Flaneuse is the female version of flanuer, which means, in basic terms, a person who walks around idly, examining his environment and his surroundings. Charles Baudelaire states it beautifully after Paris was being rebuilt by Napoleon III and Baron Haussmann during the 1860s.
“The crowd is his element, as the air is that of birds and water of fishes. His passion and his profession are to become one flesh with the crowd. For the perfect flâneur, for the passionate spectator, it is an immense joy to set up house in the heart of the multitude, amid the ebb and flow of movement, in the midst of the fugitive and the infinite. To be away from home and yet to feel oneself everywhere at home; to see the world, to be at the centre of the world, and yet to remain hidden from the world—impartial natures which the tongue can but clumsily define. The spectator is a prince who everywhere rejoices in his incognito. The lover of life makes the whole world his family, just like the lover of the fair sex who builds up his family from all the beautiful women that he has ever found, or that are or are not—to be found; or the lover of pictures who lives in a magical society of dreams painted on canvas. Thus the lover of universal life enters into the crowd as though it were an immense reservoir of electrical energy. Or we might liken him to a mirror as vast as the crowd itself; or to a kaleidoscope gifted with consciousness, responding to each one of its movements and reproducing the multiplicity of life and the flickering grace of all the elements of life.”
—Charles Baudelaire, “The Painter of Modern Life”, (New York: Da Capo Press, 1964). Orig. published in Le Figaro, in 1863.
However, because of the times it was coined in, no mention of women flanuer was ever mentioned. George Sand, famale author during the 19 th century, disguised herself as a man in order to walk the streets of Paris. Think about it. It was truly a man’s world and if a woman was walking around idling about she would be looked at unfavorably. But it’s the 21st Century, and women can walk about, observe, and document her surroundings as well.

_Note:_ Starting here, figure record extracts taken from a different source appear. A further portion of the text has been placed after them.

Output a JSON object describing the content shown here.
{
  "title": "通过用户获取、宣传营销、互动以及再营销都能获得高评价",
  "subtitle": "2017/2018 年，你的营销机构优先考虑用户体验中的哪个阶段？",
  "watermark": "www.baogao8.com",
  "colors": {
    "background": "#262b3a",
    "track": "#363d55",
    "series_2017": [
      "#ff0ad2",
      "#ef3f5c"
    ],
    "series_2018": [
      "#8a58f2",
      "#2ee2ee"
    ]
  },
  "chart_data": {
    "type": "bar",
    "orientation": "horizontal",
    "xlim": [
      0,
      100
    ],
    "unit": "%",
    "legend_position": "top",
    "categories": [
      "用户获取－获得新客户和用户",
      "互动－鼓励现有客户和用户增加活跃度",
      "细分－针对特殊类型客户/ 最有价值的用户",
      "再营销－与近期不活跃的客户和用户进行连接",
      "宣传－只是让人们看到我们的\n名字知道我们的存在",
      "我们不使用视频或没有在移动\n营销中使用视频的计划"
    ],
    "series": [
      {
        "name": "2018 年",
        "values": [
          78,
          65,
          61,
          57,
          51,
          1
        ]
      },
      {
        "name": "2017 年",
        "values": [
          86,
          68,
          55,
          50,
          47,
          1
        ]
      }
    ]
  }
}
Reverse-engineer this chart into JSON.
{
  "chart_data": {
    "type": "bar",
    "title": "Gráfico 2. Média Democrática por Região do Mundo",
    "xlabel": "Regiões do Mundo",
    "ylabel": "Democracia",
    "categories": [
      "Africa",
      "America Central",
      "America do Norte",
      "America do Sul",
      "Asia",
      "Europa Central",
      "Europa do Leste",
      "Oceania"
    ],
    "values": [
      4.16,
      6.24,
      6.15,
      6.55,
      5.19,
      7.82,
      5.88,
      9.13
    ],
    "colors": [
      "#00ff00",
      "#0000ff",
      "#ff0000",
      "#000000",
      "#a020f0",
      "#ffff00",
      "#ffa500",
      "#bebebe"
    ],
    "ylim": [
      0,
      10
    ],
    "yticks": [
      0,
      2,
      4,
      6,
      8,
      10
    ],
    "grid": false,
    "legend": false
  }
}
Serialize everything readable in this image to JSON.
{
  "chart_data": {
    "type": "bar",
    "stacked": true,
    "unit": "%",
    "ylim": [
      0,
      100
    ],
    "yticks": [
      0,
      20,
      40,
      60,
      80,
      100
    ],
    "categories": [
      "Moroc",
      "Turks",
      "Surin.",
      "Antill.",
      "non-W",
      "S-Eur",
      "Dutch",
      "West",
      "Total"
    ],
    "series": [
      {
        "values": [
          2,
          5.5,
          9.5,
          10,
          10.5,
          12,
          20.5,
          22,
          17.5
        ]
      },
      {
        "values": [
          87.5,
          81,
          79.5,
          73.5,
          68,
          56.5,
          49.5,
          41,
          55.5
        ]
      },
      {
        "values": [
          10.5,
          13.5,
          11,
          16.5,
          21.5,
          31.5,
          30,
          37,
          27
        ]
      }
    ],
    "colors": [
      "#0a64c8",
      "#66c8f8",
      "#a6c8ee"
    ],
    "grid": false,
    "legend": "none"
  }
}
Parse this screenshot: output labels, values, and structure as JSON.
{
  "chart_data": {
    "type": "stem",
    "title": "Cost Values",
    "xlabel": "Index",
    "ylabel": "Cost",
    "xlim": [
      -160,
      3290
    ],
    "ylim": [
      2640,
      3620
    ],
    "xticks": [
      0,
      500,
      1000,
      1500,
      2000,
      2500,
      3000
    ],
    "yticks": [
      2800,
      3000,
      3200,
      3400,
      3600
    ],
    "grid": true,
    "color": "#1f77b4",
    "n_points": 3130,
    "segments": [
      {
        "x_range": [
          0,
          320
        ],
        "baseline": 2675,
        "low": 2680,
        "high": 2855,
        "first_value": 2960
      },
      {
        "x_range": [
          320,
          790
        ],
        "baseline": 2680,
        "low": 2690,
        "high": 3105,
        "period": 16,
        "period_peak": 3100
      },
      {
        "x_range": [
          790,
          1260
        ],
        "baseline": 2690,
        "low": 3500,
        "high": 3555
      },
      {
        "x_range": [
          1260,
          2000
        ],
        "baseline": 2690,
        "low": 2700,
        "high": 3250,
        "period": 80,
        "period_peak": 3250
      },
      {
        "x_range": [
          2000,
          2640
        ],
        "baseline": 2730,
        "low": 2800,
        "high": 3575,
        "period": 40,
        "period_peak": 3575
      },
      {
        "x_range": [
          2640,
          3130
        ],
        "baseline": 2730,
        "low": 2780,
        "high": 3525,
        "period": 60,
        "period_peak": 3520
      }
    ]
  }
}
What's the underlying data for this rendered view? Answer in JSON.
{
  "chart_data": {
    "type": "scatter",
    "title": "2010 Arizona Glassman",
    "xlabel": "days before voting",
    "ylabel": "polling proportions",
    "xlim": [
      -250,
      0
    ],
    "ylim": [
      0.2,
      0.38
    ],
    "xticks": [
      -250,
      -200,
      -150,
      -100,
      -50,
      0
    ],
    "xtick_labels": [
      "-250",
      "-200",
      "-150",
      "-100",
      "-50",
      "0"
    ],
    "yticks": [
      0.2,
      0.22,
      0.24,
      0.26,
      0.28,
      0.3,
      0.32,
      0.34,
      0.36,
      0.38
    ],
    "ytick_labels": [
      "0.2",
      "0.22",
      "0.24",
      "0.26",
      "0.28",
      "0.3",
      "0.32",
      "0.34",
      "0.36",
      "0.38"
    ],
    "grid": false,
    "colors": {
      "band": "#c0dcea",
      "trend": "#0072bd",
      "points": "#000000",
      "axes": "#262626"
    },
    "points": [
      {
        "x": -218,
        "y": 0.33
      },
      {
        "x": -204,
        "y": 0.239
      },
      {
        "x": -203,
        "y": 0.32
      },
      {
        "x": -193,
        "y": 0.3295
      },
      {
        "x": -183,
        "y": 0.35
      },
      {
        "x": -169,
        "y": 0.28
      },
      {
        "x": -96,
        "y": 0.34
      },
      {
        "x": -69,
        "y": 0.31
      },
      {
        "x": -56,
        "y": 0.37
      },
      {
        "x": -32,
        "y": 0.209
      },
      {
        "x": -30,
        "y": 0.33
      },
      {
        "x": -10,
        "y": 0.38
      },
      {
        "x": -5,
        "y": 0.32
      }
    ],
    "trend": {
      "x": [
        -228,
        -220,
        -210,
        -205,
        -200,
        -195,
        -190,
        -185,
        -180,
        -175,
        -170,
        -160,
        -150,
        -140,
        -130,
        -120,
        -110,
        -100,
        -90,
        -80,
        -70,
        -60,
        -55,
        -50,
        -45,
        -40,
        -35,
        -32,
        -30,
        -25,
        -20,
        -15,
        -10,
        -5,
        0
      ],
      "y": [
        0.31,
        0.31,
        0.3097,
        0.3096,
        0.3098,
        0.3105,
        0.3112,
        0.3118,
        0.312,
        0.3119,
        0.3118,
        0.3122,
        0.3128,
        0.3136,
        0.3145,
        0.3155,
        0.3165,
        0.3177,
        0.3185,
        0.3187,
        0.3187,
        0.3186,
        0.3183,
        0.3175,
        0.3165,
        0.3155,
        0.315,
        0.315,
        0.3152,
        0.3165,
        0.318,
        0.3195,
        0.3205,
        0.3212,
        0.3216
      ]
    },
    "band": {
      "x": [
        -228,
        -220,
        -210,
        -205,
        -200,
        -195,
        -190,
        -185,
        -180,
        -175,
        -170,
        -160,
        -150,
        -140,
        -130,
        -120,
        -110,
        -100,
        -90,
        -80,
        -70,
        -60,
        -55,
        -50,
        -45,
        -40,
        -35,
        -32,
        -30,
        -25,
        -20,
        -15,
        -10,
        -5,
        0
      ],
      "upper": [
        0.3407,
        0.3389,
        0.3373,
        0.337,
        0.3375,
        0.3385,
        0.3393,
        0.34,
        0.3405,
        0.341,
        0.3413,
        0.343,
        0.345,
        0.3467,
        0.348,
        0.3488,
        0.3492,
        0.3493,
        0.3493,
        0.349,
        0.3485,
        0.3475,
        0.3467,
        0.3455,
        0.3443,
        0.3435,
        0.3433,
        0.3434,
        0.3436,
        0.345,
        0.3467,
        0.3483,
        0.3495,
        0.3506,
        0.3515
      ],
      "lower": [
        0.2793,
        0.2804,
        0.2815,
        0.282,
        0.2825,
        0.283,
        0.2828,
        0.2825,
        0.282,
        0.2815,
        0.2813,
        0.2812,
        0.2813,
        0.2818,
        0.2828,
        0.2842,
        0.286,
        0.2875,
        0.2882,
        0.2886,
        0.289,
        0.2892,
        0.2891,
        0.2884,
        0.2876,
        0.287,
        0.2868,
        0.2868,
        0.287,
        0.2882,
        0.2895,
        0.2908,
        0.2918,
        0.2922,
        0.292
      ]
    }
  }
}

I have been doing this for over 15 years with my camera, but at that time I didn’t realize I was a flanuese. However, now I feel totally free to capture details of the cities I love. So my friends, I know this was a brief introduction of “why flanuese”, but as I am looking through the Internet more and more flanuese’s are breaking through, which is a good sign.
I welcome you to take this journey with me, and see what we can discover together.